Drugą sprawą jest jednak fakt, że w Polsce E-booki są bardzo drogie - są obłożone 23 % podatkiem, a zwykła papierowa książka ma tylko 5 % podatek. Jednak dzięki takim stronom, jak woblink.com można kupić naprawdę w promocyjnej cenie wybrane książki, a oferta stale się powiększa! Warto cierpliwie poczekać i złapać książkę na promocji; naprawdę nic się nie stanie, jeżeli przeczyta się książkę kilka miesięcy po premierze - ostatecznie nawet może to być plus: mniej czekania na kontynuację. ;)
Uwielbiam czytać E-booki - każda książka idzie mi coraz szybciej, a takie przyjemne dodatki, w niektórych formatach, jak odliczanie czasu, który został w danym rozdziale oraz samej książce, są bardziej przydatne. Nawet nie zauważyłam, gdy przestawiłam się z mówienia, że zostało 50 stron do końca, na mówienie, że jeszcze 15 %. Czasami z książką trudno się ułożyć, albo ręka już po prostu odpada, a lekki czytnik zawsze jakoś da się lepiej ułożyć. Był czas, gdy wolałam czytać E-booki niż papierowe książki. Naprawdę nie sprawiają one, że historia nie jest "namacalna", nie obdzierają niczego z emocji. Potrzeba czasu i naprawdę ogromną różnicą jest czytanie E-booka na komputerze, a na czyteniku... Jak niebo i ziemia!
jw. |
Pewnym problemem Kindle'a jest fakt, że nie wszystkie formaty E-booków da się tutaj odtworzyć. Na szczęście polskie strony oferujące elektroniczne książki, nie zapomniały o tym fakcie, a gdyby jednak znalazł się jakiś oporny tytuł, to są również odpowiednie do tego programy. Mogę polecić swój model czytnika, ponieważ jest po pierwsze pojemny, po drugie można sobie ustalić poziom jasności - w dzień zerowy, a więc nie męczy oczu, ponieważ ma 'format' papierowy, a wieczorem troszkę jaśniej, ale nadal nie niszczy to tak oczu, jak przykładowo tablet. Jednak to tylko jedna z wielu zalet... Bateria trzyma super długo - dwa tygodnie czytania na wakacjach, połączenie z Amazonem, słowniki, możliwość zaznaczania cytatów, czy strony, na której się skończyło... Świetna sprawa!

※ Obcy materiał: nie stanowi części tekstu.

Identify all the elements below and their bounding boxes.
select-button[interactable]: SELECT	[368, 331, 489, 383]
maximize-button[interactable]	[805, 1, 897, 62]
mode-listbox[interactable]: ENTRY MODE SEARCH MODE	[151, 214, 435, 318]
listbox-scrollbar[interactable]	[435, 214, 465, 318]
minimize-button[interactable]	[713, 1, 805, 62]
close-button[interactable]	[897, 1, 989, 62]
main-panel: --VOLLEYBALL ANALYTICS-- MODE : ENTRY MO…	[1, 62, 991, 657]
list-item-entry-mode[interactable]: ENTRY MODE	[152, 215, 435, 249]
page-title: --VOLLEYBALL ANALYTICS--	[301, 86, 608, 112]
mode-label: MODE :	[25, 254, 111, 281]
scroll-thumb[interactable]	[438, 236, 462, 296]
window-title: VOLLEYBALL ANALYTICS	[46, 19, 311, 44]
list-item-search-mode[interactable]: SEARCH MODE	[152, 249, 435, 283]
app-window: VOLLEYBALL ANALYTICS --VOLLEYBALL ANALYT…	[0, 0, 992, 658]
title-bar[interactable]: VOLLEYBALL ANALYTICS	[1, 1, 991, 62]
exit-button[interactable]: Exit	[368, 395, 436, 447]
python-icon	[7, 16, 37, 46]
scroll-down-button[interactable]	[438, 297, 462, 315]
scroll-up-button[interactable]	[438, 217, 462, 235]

Podsumowując moje dywagacje, czytniki to naprawdę świetne rozwiązanie - książkę trudno czytać na nudnej lekcji, a takie małe urządzonko o wiele mniej rzuca się w oczy. Chwilę potrzeba, aby polubić taką formę czytania, jednak potem nie ma się już żadnych problemów i z przyjemnością sięga się po kolejne tytuły. Zdecydowanie polecam!